瓶詰めと缶詰が少しずつあったからセットにしたが。
やけに高く売れたな。
まだあるが、金は続くかな、クククッ。
「次はですね。高級な紙です。これは3冊セットですね」
(おいおい、レポート用紙って誰が持って来たんだ)
(どうせ学生だろ)
(どうする、あれ)
(転売に持って来いだろ)
(よし、判った)
「では、銀貨1枚からです、どうぞ」
「白金貨1枚」
(なによそれ、買える訳無いじゃない)
「ええと、これは白い、何でしょう。穀物のようですが」
(キター、夢にまで見た米だぜ)
(美味いメシと、あれはレトルトカレーか)
(セット価格か、いくらある)
(残り白金貨7枚、金貨36枚だ)
(かなり持ってんな。オレの倍かよ)
(ふっふっふっ、分け前はオレのほうが多いか)
(はぁぁ、仕方ねぇか)
「開始は銀貨・・「白金貨5枚だ」・・えっと、はい、他には」
(酷いよ、ご飯、欲しかったのに)
そこまでして欲しいか、凄い情熱だな。
確かにウマメシ5つとレトカレ5つのセットだけど。
向こうで買えばかなり安いぞ。
まあ、行き来の方法は知らないだろうけど。
さて、次は腰の辺りが光る米の競売だな。
「今度も穀物ですね。
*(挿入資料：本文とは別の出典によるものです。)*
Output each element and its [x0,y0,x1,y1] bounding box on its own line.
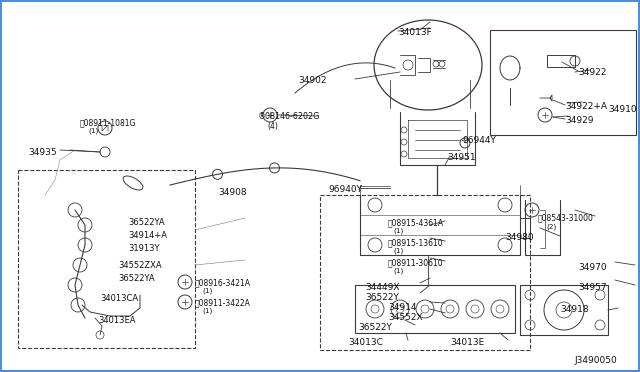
Text: 36522Y: 36522Y [365,293,399,302]
Text: Ⓞ08911-3422A: Ⓞ08911-3422A [195,298,251,307]
Text: 31913Y: 31913Y [128,244,159,253]
Text: 34935: 34935 [28,148,56,157]
Text: ®08146-6202G: ®08146-6202G [258,112,321,121]
Text: 34013C: 34013C [348,338,383,347]
Text: (4): (4) [267,122,278,131]
Text: (1): (1) [88,128,99,135]
Text: (1): (1) [202,308,212,314]
Bar [320,195,530,350]
Text: Ⓞ08911-1081G: Ⓞ08911-1081G [80,118,136,127]
Text: J3490050: J3490050 [574,356,617,365]
Text: 34951: 34951 [447,153,476,162]
Text: 96944Y: 96944Y [462,136,496,145]
Text: 34922+A: 34922+A [565,102,607,111]
Text: (1): (1) [393,228,403,234]
Text: Ⓜ08911-30610: Ⓜ08911-30610 [388,258,444,267]
Text: 34922: 34922 [578,68,606,77]
Text: 34908: 34908 [218,188,246,197]
Text: 34013E: 34013E [450,338,484,347]
Text: 34910: 34910 [608,105,637,114]
Text: 36522YA: 36522YA [118,274,155,283]
Text: 34552ZXA: 34552ZXA [118,261,162,270]
Text: 34929: 34929 [565,116,593,125]
Text: (2): (2) [546,223,556,230]
Bar [18,170,195,348]
Bar [490,30,636,135]
Text: Ⓝ08543-31000: Ⓝ08543-31000 [538,213,594,222]
Text: (1): (1) [202,288,212,295]
Text: Ⓜ08915-13610: Ⓜ08915-13610 [388,238,444,247]
Text: 96940Y: 96940Y [328,185,362,194]
Text: 34013F: 34013F [398,28,432,37]
Text: 34552X: 34552X [388,313,422,322]
Text: 36522YA: 36522YA [128,218,164,227]
Text: Ⓞ08916-3421A: Ⓞ08916-3421A [195,278,251,287]
Bar [355,285,515,333]
Bar [520,285,608,335]
Text: 34013EA: 34013EA [98,316,136,325]
Text: 34914: 34914 [388,303,417,312]
Text: 34918: 34918 [560,305,589,314]
Text: (1): (1) [393,248,403,254]
Text: 34970: 34970 [578,263,607,272]
Text: 34957: 34957 [578,283,607,292]
Text: 34902: 34902 [298,76,326,85]
Text: 34914+A: 34914+A [128,231,167,240]
Text: (1): (1) [393,268,403,275]
Text: 34449X: 34449X [365,283,399,292]
Text: Ⓜ08915-4361A: Ⓜ08915-4361A [388,218,444,227]
Text: 34013CA: 34013CA [100,294,138,303]
Text: 34980: 34980 [505,233,534,242]
Bar [547,55,575,67]
Text: 36522Y: 36522Y [358,323,392,332]
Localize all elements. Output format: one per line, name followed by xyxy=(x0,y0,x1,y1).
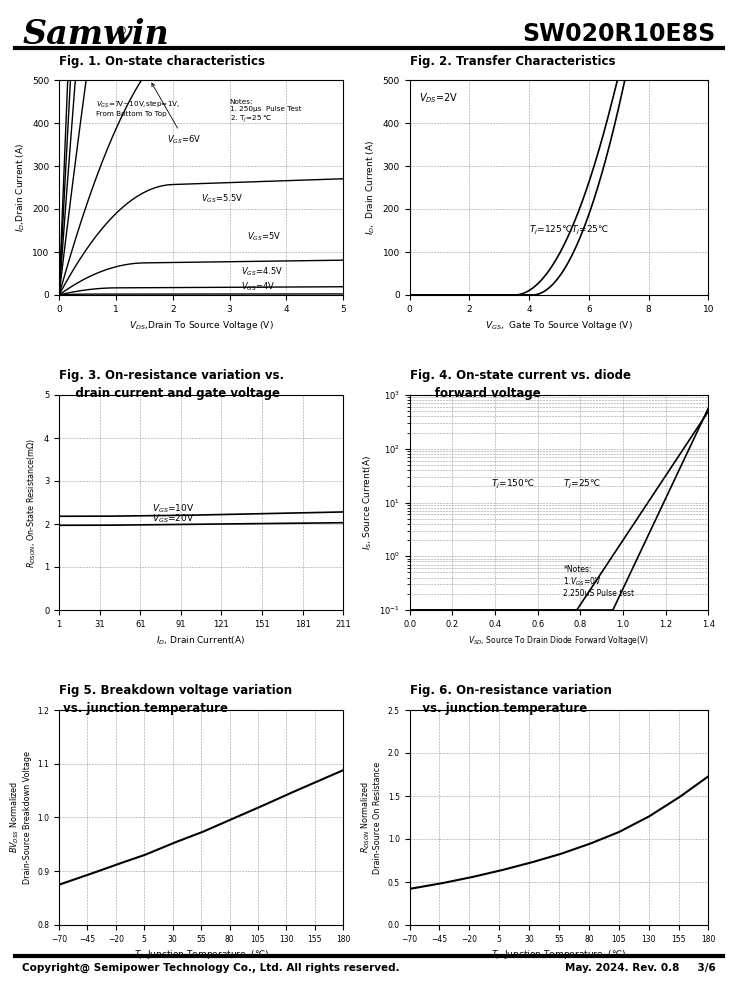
Text: May. 2024. Rev. 0.8     3/6: May. 2024. Rev. 0.8 3/6 xyxy=(565,963,716,973)
Text: Fig. 2. Transfer Characteristics: Fig. 2. Transfer Characteristics xyxy=(410,55,615,68)
Text: drain current and gate voltage: drain current and gate voltage xyxy=(59,387,280,400)
Text: $T_j$=25℃: $T_j$=25℃ xyxy=(571,224,609,237)
Text: $T_j$=25℃: $T_j$=25℃ xyxy=(563,478,601,491)
Text: $V_{DS}$=2V: $V_{DS}$=2V xyxy=(418,92,458,105)
Text: $V_{GS}$=20V: $V_{GS}$=20V xyxy=(152,513,195,525)
Text: Fig. 4. On-state current vs. diode: Fig. 4. On-state current vs. diode xyxy=(410,369,630,382)
Text: ®: ® xyxy=(114,25,127,38)
Text: Fig. 1. On-state characteristics: Fig. 1. On-state characteristics xyxy=(59,55,265,68)
Y-axis label: $R_{DSON}$ Normalized
Drain-Source On Resistance: $R_{DSON}$ Normalized Drain-Source On Re… xyxy=(359,761,382,874)
X-axis label: $T_j$, Junction Temperature  (℃): $T_j$, Junction Temperature (℃) xyxy=(134,949,269,962)
Text: Fig. 6. On-resistance variation: Fig. 6. On-resistance variation xyxy=(410,684,612,697)
Text: $V_{GS}$=7V~10V,step=1V,
From Bottom To Top: $V_{GS}$=7V~10V,step=1V, From Bottom To … xyxy=(96,99,180,117)
X-axis label: $T_j$, Junction Temperature  (℃): $T_j$, Junction Temperature (℃) xyxy=(492,949,627,962)
X-axis label: $I_D$, Drain Current(A): $I_D$, Drain Current(A) xyxy=(156,634,246,647)
X-axis label: $V_{GS}$,  Gate To Source Voltage (V): $V_{GS}$, Gate To Source Voltage (V) xyxy=(485,319,633,332)
Text: Copyright@ Semipower Technology Co., Ltd. All rights reserved.: Copyright@ Semipower Technology Co., Ltd… xyxy=(22,963,400,973)
Text: $V_{GS}$=4.5V: $V_{GS}$=4.5V xyxy=(241,265,283,278)
Y-axis label: $BV_{DSS}$ Normalized
Drain-Source Breakdown Voltage: $BV_{DSS}$ Normalized Drain-Source Break… xyxy=(9,751,32,884)
Text: $V_{GS}$=4V: $V_{GS}$=4V xyxy=(241,281,275,293)
Text: Samwin: Samwin xyxy=(22,17,169,50)
Text: $V_{GS}$=6V: $V_{GS}$=6V xyxy=(152,83,201,146)
Text: Fig 5. Breakdown voltage variation: Fig 5. Breakdown voltage variation xyxy=(59,684,292,697)
Y-axis label: $I_D$,  Drain Current (A): $I_D$, Drain Current (A) xyxy=(365,140,377,235)
Text: forward voltage: forward voltage xyxy=(410,387,540,400)
Text: $V_{GS}$=5.5V: $V_{GS}$=5.5V xyxy=(201,192,244,205)
Y-axis label: $I_S$, Source Current(A): $I_S$, Source Current(A) xyxy=(361,455,373,550)
Text: vs. junction temperature: vs. junction temperature xyxy=(59,702,228,715)
Text: vs. junction temperature: vs. junction temperature xyxy=(410,702,587,715)
Text: $T_j$=125℃: $T_j$=125℃ xyxy=(529,224,573,237)
Text: SW020R10E8S: SW020R10E8S xyxy=(523,22,716,46)
Text: Fig. 3. On-resistance variation vs.: Fig. 3. On-resistance variation vs. xyxy=(59,369,284,382)
Text: $V_{GS}$=10V: $V_{GS}$=10V xyxy=(152,503,195,515)
Y-axis label: $R_{DSON}$, On-State Resistance(m$\Omega$): $R_{DSON}$, On-State Resistance(m$\Omega… xyxy=(26,437,38,568)
Text: $T_j$=150℃: $T_j$=150℃ xyxy=(491,478,534,491)
Text: *Notes:
1.$V_{GS}$=0V
2.250uS Pulse test: *Notes: 1.$V_{GS}$=0V 2.250uS Pulse test xyxy=(563,565,635,598)
X-axis label: $V_{SD}$, Source To Drain Diode Forward Voltage(V): $V_{SD}$, Source To Drain Diode Forward … xyxy=(469,634,649,647)
X-axis label: $V_{DS}$,Drain To Source Voltage (V): $V_{DS}$,Drain To Source Voltage (V) xyxy=(128,319,274,332)
Y-axis label: $I_D$,Drain Current (A): $I_D$,Drain Current (A) xyxy=(14,143,27,232)
Text: $V_{GS}$=5V: $V_{GS}$=5V xyxy=(246,231,281,243)
Text: Notes:
1. 250μs  Pulse Test
2. T$_j$=25 ℃: Notes: 1. 250μs Pulse Test 2. T$_j$=25 ℃ xyxy=(230,99,301,125)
見た事の無い穀物ですが、銀貨1枚から」
(うおお、どうする、あれ)
(まさか白米まで出るとは思わなかったぜ)
(どれだけ出せる)
(白金貨1枚までだな)
「金貨85枚です」
「白金貨1枚だ」
「くっ・・白金貨1枚と金貨10枚です」
(どうするよ、向こう、きつそうだが)
(しゃあねぇな、2枚までやるか)
「白金貨2枚だ」
「白金貨3枚よ」
(うげ、別の奴が出たぞ)
(ヤバいな、妙に強気だ)
「白金貨3枚と金貨5枚だ」
「白金貨4枚よ」
(ダメだ、おんり)
(仕方が無いか)
「それではソルト様最後の出品です」
(ソルトって塩だよな)
(日本人だろ)
「これは、但し書きには、今度産まれると書いてます」
(コンちゃんかよ)
(あれがあれば、娼館で)
(病気はヤバいもんな)
やれやれ、意外と言うか、何と言うか。
やたら高く売れたな。
ワインは結局、伯爵様への貢物になった。
遥か遠方の少数民族の作った酒って触れ込みで。
100年物を2本渡したら、1本開けて驚いていたっけ。
もう1本はどっかに持って行くとか言ってたが・・
商売上手な伯爵様だから、次の取引材料とかに・・
まあいいや、そんなのはオレには関係無い事だ。